人員削減のためとはいえ、やはり、人にレジを売ってもらって、買い物ができることが、人間味があっていいと思うのだ。
こんな風にして、全てが、機械化されて、人が減らされて、人がする仕事が亡くなるのかと思うとやりきれない。

会社に電話をしても、機械が応答する。人との会話がなく、すべてコンピュータで、何もかもやる未来になるのだろうか?
コンピュータが出来ない年寄りは、益々取り残される。

私が仕事が見つからなかった頃、こちらの友人が、「ピアノを教えたら?」と言ってくれた。
「ええ?!私なんかが?大丈夫かしら?」

でも、他に仕事もないし、やってみるしかないかと思い、最初は、日系2世の子供たちを教え始めて、それから、広告を出して教えるようになった。

確かに、収入は少ない。でも、何もやらないでいるよりは良い。と思った。
そして、今でも収入は少ないけど、そして、時には、教えるのが難しい生徒もいるけど、ここで、私に出来ることは、他に何もないので、やるしかないのだ。

日本でだったら、音大卒のとか、立派なピアノがないと、とか言われるのだろうけど、こちらでは、関係ないのだ。フリートライアルレッスンに来て気に入ってくれたら、レッスンに来てくれるし、勿論、すぐにやめてしまう人もいる。

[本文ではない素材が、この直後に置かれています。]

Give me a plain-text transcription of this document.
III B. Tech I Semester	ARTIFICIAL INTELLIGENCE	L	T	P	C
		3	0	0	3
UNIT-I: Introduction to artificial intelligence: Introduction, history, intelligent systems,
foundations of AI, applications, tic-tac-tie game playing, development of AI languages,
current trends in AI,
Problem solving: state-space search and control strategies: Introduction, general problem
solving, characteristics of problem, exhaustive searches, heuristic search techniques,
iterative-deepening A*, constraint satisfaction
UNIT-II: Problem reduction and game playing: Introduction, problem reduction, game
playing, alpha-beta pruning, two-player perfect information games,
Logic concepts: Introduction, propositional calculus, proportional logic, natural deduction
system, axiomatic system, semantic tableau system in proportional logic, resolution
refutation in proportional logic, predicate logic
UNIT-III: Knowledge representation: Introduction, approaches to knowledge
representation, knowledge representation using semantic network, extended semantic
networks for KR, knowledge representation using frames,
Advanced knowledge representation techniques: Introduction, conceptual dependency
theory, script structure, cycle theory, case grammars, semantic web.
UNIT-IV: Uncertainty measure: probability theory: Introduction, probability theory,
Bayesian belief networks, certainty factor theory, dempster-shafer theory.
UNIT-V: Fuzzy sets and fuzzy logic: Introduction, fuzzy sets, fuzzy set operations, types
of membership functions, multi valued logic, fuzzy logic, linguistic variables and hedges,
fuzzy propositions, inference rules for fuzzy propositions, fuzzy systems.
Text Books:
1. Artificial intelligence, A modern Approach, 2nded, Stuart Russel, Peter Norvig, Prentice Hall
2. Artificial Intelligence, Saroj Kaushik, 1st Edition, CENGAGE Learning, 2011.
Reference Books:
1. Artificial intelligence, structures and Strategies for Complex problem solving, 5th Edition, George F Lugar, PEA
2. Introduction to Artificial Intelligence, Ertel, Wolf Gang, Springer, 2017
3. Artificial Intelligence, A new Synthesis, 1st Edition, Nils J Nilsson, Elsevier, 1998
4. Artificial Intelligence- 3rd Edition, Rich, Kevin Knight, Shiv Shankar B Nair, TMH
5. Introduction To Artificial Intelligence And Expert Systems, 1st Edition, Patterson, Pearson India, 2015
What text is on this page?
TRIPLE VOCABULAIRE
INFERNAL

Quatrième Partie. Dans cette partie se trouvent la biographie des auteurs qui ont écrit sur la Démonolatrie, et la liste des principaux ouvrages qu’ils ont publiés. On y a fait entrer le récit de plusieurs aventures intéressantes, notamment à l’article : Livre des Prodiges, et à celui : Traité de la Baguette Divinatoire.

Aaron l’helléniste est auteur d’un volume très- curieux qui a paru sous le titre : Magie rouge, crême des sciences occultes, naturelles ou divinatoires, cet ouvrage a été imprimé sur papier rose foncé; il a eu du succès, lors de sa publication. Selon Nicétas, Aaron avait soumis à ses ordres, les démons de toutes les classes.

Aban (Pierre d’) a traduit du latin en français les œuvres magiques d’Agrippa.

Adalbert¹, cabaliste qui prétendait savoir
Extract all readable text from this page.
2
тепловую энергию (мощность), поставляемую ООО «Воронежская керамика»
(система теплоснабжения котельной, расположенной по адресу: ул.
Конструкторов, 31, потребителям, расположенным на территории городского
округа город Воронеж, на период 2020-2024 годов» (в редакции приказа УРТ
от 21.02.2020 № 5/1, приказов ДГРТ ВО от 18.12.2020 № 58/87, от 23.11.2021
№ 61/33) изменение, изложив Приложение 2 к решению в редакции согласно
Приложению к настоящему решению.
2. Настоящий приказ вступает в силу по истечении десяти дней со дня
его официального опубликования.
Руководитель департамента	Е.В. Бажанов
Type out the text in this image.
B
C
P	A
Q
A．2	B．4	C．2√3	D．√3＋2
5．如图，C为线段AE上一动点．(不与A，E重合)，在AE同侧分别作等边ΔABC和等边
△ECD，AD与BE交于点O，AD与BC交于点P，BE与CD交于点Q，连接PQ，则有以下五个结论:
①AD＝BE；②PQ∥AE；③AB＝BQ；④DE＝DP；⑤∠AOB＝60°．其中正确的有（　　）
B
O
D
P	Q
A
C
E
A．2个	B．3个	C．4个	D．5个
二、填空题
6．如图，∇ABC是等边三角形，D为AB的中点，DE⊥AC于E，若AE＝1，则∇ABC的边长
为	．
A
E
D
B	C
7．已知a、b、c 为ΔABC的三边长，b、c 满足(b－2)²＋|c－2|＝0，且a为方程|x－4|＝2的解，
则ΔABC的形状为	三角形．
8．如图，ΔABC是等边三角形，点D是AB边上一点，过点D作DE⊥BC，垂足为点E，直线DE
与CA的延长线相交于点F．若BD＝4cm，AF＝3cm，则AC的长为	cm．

ここで、有り難いことは、人と比べる必要がないということかもしれない。

先日、フリートライアルレッスンに来た日本人がいた。
若い日本人男性で、医者の仕事をしているという。同僚から聞いて来られた。

Diplomaの資格を取ってると聞いたから、私より上手なんだろうなと思った。
でも、むげに断る必要もないし、来ていただいた。
そして、彼は、おもむろに、うちのデジタルピアノで、曲を弾き始めた。

8年間弾いていないとは、信じられないくらいだった。
家にピアノがないというのも信じられなかった。
こういう人のことを、天才というんだろうなと、思った。

ショパンやリストの曲を何曲か、全て暗譜で、1時間くらい、ぶっ通しで彼は弾き続けた。
指がすごい速さで動き、見えないくらいだった。

ラカンパネラなどは、まるで、辻井伸行さんのピアノを聴いているようだった。
当然、私が教えられるレベルではないので、私の先生を紹介した。

「すごいですね!」と私が感心していると、謙虚な彼は、それでも、
「(自分のレベルなんて)たいしたものでは、ないですよ」と、言った。



先週、宿泊したSurryのホテルの庭。



寒くなってきて、暗くなってきた。ゴンキチは、夕方、2日に1回くらいの割合いで姿を見せる。